Afghanistan peace conference debates talking to Taliban
Afghanistan's three-day national peace jirga, or conference opened with delegates divided over how best to deal with the Taliban. Some suggest implementing more Islamic laws.
Afghanistan's much-awaited national peace conference opened Wednesday with nearly 1,500 tribal elders, government officials, and civil society representatives divided on how best to approach the insurgency and convince militants to lay down their arms.
They have three days to reach consensus. At issue is whether there should be talks with the Taliban's leadership and whether the Afghan constitution should be revised to implement more Islamic laws.
President Hamid Karzai opened the three-day conference, known here as a jirga, by reaching out to insurgents. "My dear Taliban, you are welcome in your own soil," he told participants gathered under a massive, air-conditioned tent in the capital. "Do not hurt this country or kill yourselves."
The conference is one the largest gatherings of its kind in Afghanistan since 2001. But many Afghans doubt it will mark a significant step towards peace. Most delegates were handpicked by the Afghan government, leading to concern that the jirga isn't really representative or independent.
Delegates were divided into 28 working groups, which will spend the next two days attempting to come to a consensus and draft a proposal to the Afghan government. The government is not obligated to implement the jirga's recommendations.
While Mr. Karzai and other government officials made clear that the nature of the Afghan constitution or the Afghan government was not up for negotiation, some jirga delegates say a revised constitution could help convince insurgents to lay down their arms.
Debate over Islamic laws
"Right now the Taliban are fighting because of the presence of the foreigners, and because some Islamic rules they want are not being applied," says Maulavi Asadullah, a religious cleric from Kunar and jirga delegate. "But if we make some changes and introduce Islamic rules, we may be able to convince some of them."
Such changes may be opposed, however, by civil society and women's groups who worry that their rights could come under threat.
Also at issue is whether the peace strategy should be limited to peeling away rank and file insurgents and mid-level leaders or opening negotiations with the Taliban leadership. "We know this jirga won't solve the whole problem, but hopefully it will be a start," says jirga delegate Gul Alam, a tribal elder from Kunar province. "We have to make sure we don't talk about fundamentalist Taliban and moderate Taliban, we should just figure out a way to address the whole movement."
Other delegates say the believe only the rank and file should be targeted, through reintegration programs and efforts to strengthen Afghan governance. "We need to hasten administrative reforms and the judiciary system needs to be built," says Ismat Baluch, a delegate from Zabul province.
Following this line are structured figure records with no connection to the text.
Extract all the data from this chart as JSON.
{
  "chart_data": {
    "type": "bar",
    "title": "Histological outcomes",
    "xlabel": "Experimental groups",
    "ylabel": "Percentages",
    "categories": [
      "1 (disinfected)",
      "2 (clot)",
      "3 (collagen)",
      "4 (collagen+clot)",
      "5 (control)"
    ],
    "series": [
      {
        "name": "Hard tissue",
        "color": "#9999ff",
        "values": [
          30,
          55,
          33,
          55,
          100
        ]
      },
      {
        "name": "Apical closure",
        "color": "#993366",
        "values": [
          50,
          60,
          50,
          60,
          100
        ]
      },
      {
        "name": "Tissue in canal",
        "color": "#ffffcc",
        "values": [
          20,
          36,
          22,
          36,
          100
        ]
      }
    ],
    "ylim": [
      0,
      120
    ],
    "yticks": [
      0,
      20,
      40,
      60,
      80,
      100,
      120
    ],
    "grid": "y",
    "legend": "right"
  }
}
Insurgents reject jirga, but Hizb-i-Islami hints at peace deal
President Karzai's opening remarks came as the Taliban fired a series of rockets near the jirga's grounds. Three suicide bombers attempted to breach the conference's security but police killed two and captured one before they could enter, Afghan officials said. No jirga participants were harmed.
The Taliban, who were not invited to the event, reject its legitimacy. Hizb-i-Islami, another main insurgent faction, also dismissed the meeting because “the participants consist of persons who are state favorites.”
But in a sign that some insurgents may be willing to work with the government, Hizb-i-Islami leader Gulbuddin Hekmatyar told the Monitor in an exclusive e-mail interview that his group has decided to open talks with the Afghan government and is ready for a peace deal.